Cloture votes do not equal filibusters. Cloture votes do not equal filibusters.
One more time: Cloture votes do not equal filibusters.
Learn it. Use it. Cloture votes do not equal filibusters.
I just wrote about this last week, but since then I see that a court has (quite properly) tossed out Common Cause v. Biden with an explanation that made this elementary mistake. So I figure I should just keep repeating it until people understand. Here’s what the court said:
In 2009, there were a record sixty-seven filibusters in the first half of the 111th Congress — double the number of filibusters that occurred in the entire twenty-year period between 1950 and 1969. By the time the 111th Congress adjourned in December 2010, the number of filibusters had swelled to 137 for the entire two-year term of the 111th Congress.
That is utterly wrong. In the historic 111th Congress, Sen. Mitch McConnell and the Republicans decided to create a 60-vote Senate, which meant that 60 votes were needed on absolutely everything.

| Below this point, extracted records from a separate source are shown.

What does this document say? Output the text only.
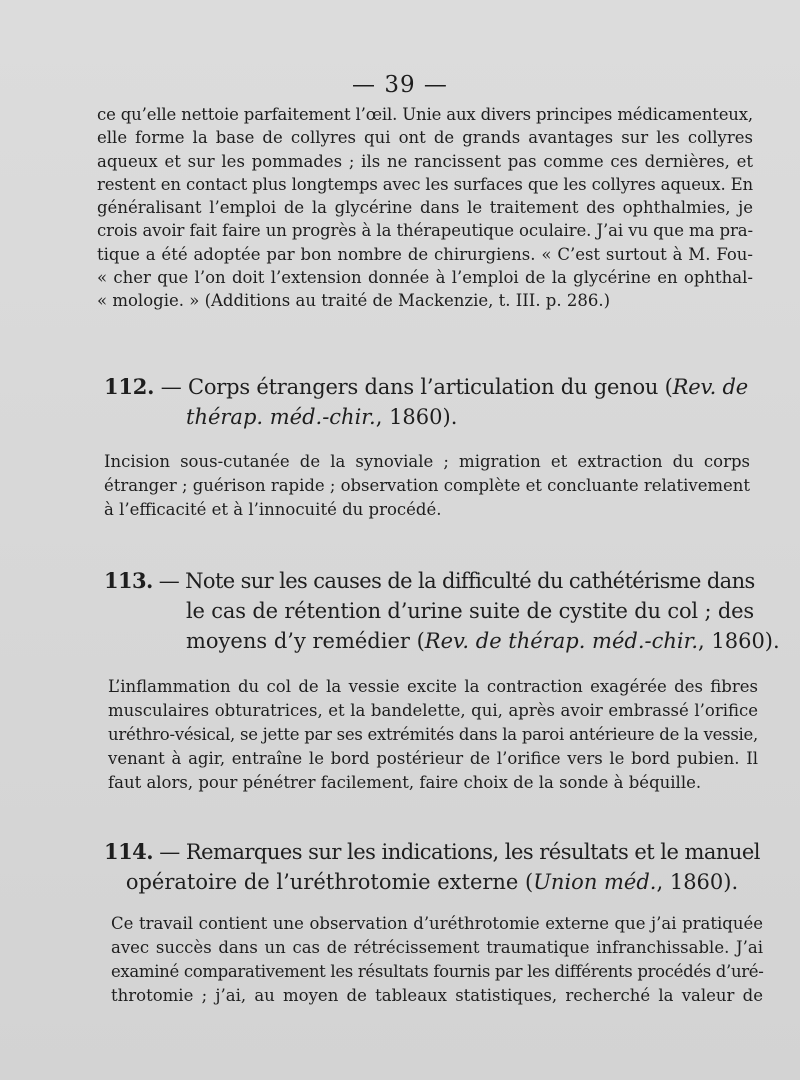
— 39 —

ce qu’elle nettoie parfaitement l’œil. Unie aux divers principes médicamenteux,
elle forme la base de collyres qui ont de grands avantages sur les collyres
aqueux et sur les pommades ; ils ne rancissent pas comme ces dernières, et
restent en contact plus longtemps avec les surfaces que les collyres aqueux. En
généralisant l’emploi de la glycérine dans le traitement des ophthalmies, je
crois avoir fait faire un progrès à la thérapeutique oculaire. J’ai vu que ma pra-
tique a été adoptée par bon nombre de chirurgiens. « C’est surtout à M. Fou-
« cher que l’on doit l’extension donnée à l’emploi de la glycérine en ophthal-
« mologie. » (Additions au traité de Mackenzie, t. III. p. 286.)

112. — Corps étrangers dans l’articulation du genou (Rev. de
thérap. méd.-chir., 1860).

Incision sous-cutanée de la synoviale ; migration et extraction du corps
étranger ; guérison rapide ; observation complète et concluante relativement
à l’efficacité et à l’innocuité du procédé.

113. — Note sur les causes de la difficulté du cathétérisme dans
le cas de rétention d’urine suite de cystite du col ; des
moyens d’y remédier (Rev. de thérap. méd.-chir., 1860).

L’inflammation du col de la vessie excite la contraction exagérée des fibres
musculaires obturatrices, et la bandelette, qui, après avoir embrassé l’orifice
uréthro-vésical, se jette par ses extrémités dans la paroi antérieure de la vessie,
venant à agir, entraîne le bord postérieur de l’orifice vers le bord pubien. Il
faut alors, pour pénétrer facilement, faire choix de la sonde à béquille.

114. — Remarques sur les indications, les résultats et le manuel
opératoire de l’uréthrotomie externe (Union méd., 1860).

Ce travail contient une observation d’uréthrotomie externe que j’ai pratiquée
avec succès dans un cas de rétrécissement traumatique infranchissable. J’ai
examiné comparativement les résultats fournis par les différents procédés d’uré-
throtomie ; j’ai, au moyen de tableaux statistiques, recherché la valeur de
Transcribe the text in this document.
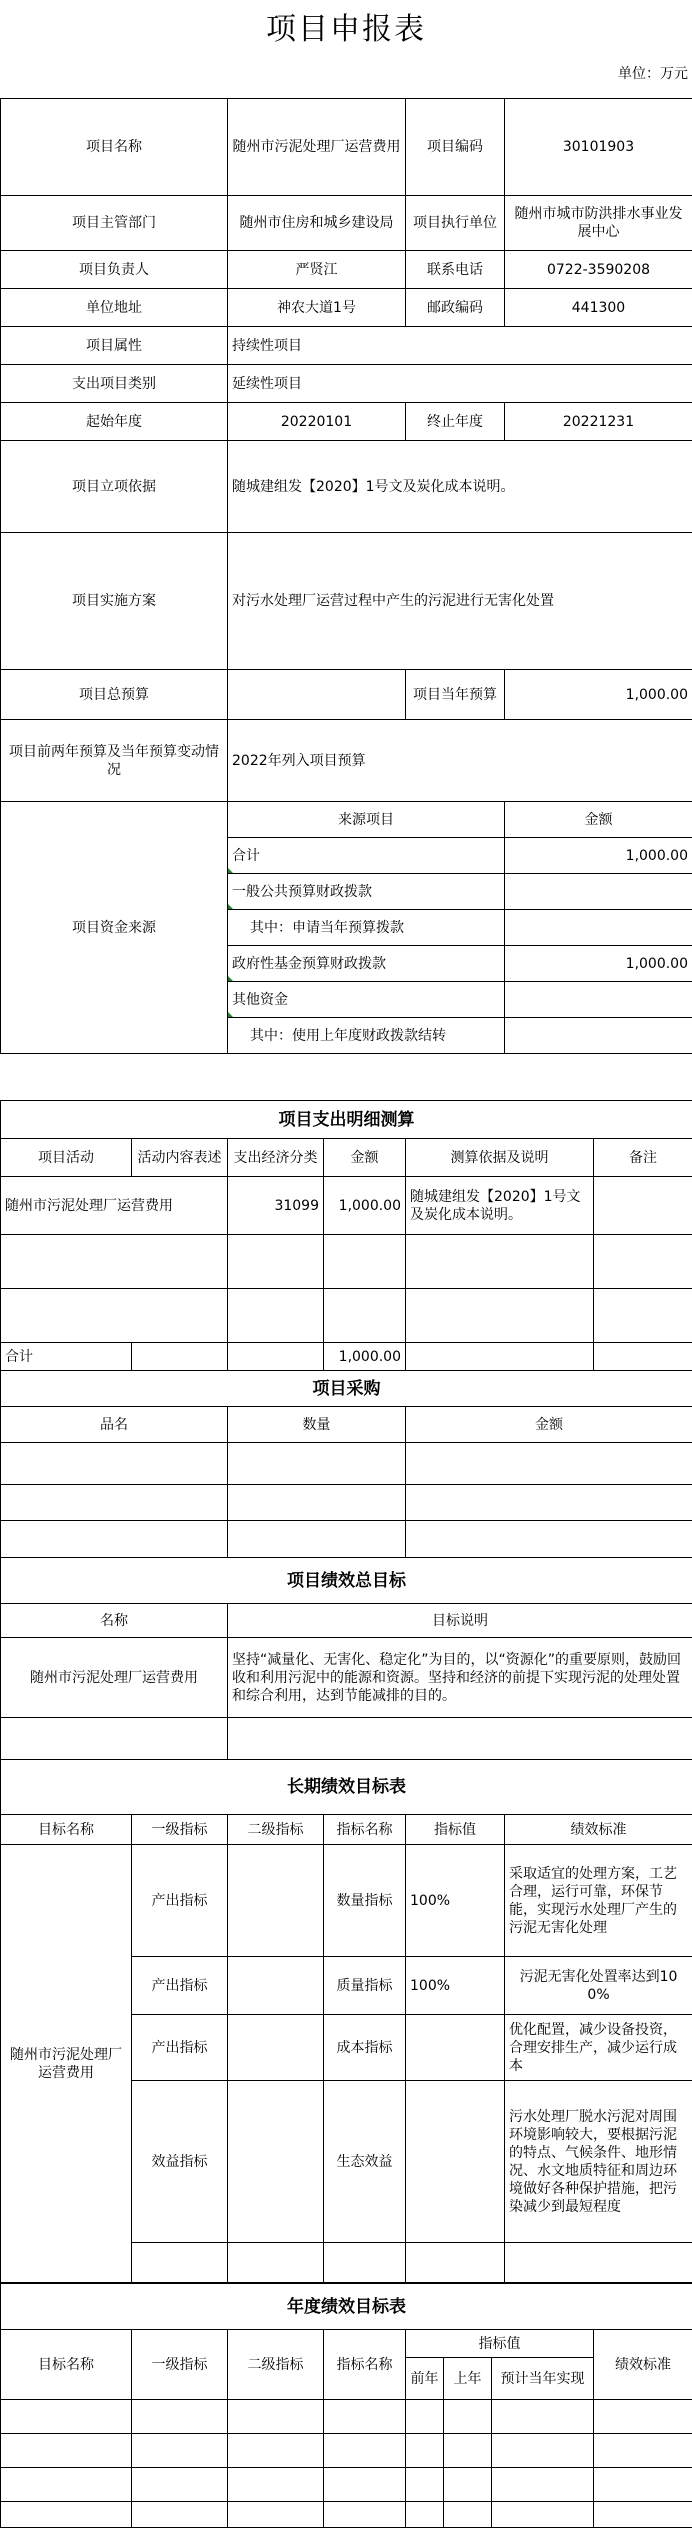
项目申报表
单位：万元
项目名称	随州市污泥处理厂运营费用	项目编码	30101903
项目主管部门	随州市住房和城乡建设局	项目执行单位	随州市城市防洪排水事业发展中心
项目负责人	严贤江	联系电话	0722-3590208
单位地址	神农大道1号	邮政编码	441300
项目属性	持续性项目		
支出项目类别	延续性项目		
起始年度	20220101	终止年度	20221231
项目立项依据	随城建组发【2020】1号文及炭化成本说明。		
项目实施方案	对污水处理厂运营过程中产生的污泥进行无害化处置		
项目总预算		项目当年预算	1,000.00
项目前两年预算及当年预算变动情况	2022年列入项目预算		
项目资金来源	来源项目		金额
	合计		1,000.00
	一般公共预算财政拨款		
	其中：申请当年预算拨款		
	政府性基金预算财政拨款		1,000.00
	其他资金		
	其中：使用上年度财政拨款结转		
项目支出明细测算					
项目活动	活动内容表述	支出经济分类	金额	测算依据及说明	备注
随州市污泥处理厂运营费用		31099	1,000.00	随城建组发【2020】1号文及炭化成本说明。	

合计			1,000.00		
项目采购		
品名	数量	金额

项目绩效总目标	
名称	目标说明
随州市污泥处理厂运营费用	坚持“减量化、无害化、稳定化”为目的，以“资源化”的重要原则，鼓励回收和利用污泥中的能源和资源。坚持和经济的前提下实现污泥的处理处置和综合利用，达到节能减排的目的。

长期绩效目标表					
目标名称	一级指标	二级指标	指标名称	指标值	绩效标准
随州市污泥处理厂运营费用	产出指标		数量指标	100%	采取适宜的处理方案，工艺合理，运行可靠，环保节能，实现污水处理厂产生的污泥无害化处理
	产出指标		质量指标	100%	污泥无害化处置率达到100%
	产出指标		成本指标		优化配置，减少设备投资，合理安排生产，减少运行成本
	效益指标		生态效益		污水处理厂脱水污泥对周围环境影响较大，要根据污泥的特点、气候条件、地形情况、水文地质特征和周边环境做好各种保护措施，把污染减少到最短程度

年度绩效目标表							
目标名称	一级指标	二级指标	指标名称	指标值			绩效标准
				前年	上年	预计当年实现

Which means that they filibustered every single bill, every single nomination, every single amendment, even every single motion, or at least all those for which the Senate rules allowed them to force a 60-vote supermajority. It wasn’t 137 filibusters; it was far, far more.
(Via Garrett Epps, who is right about the court and the lawsuit, but gets this part wrong also).
One more time: Cloture votes have been one useful measure of filibusters, but no one who understands the Senate has ever believed they were a perfect measure — just an easy and relatively useful one. However, they can both undercount and overcount (if there are multiple attempts to break a filibuster on a single measure) the actual number of filibusters. In the last two Congresses, when Republicans have filibustered absolutely everything, it’s no longer a useful way to measure it; a much better way is to just say 100%.
Cloture votes do not equal filibusters. Everyone should stop using them as if they do.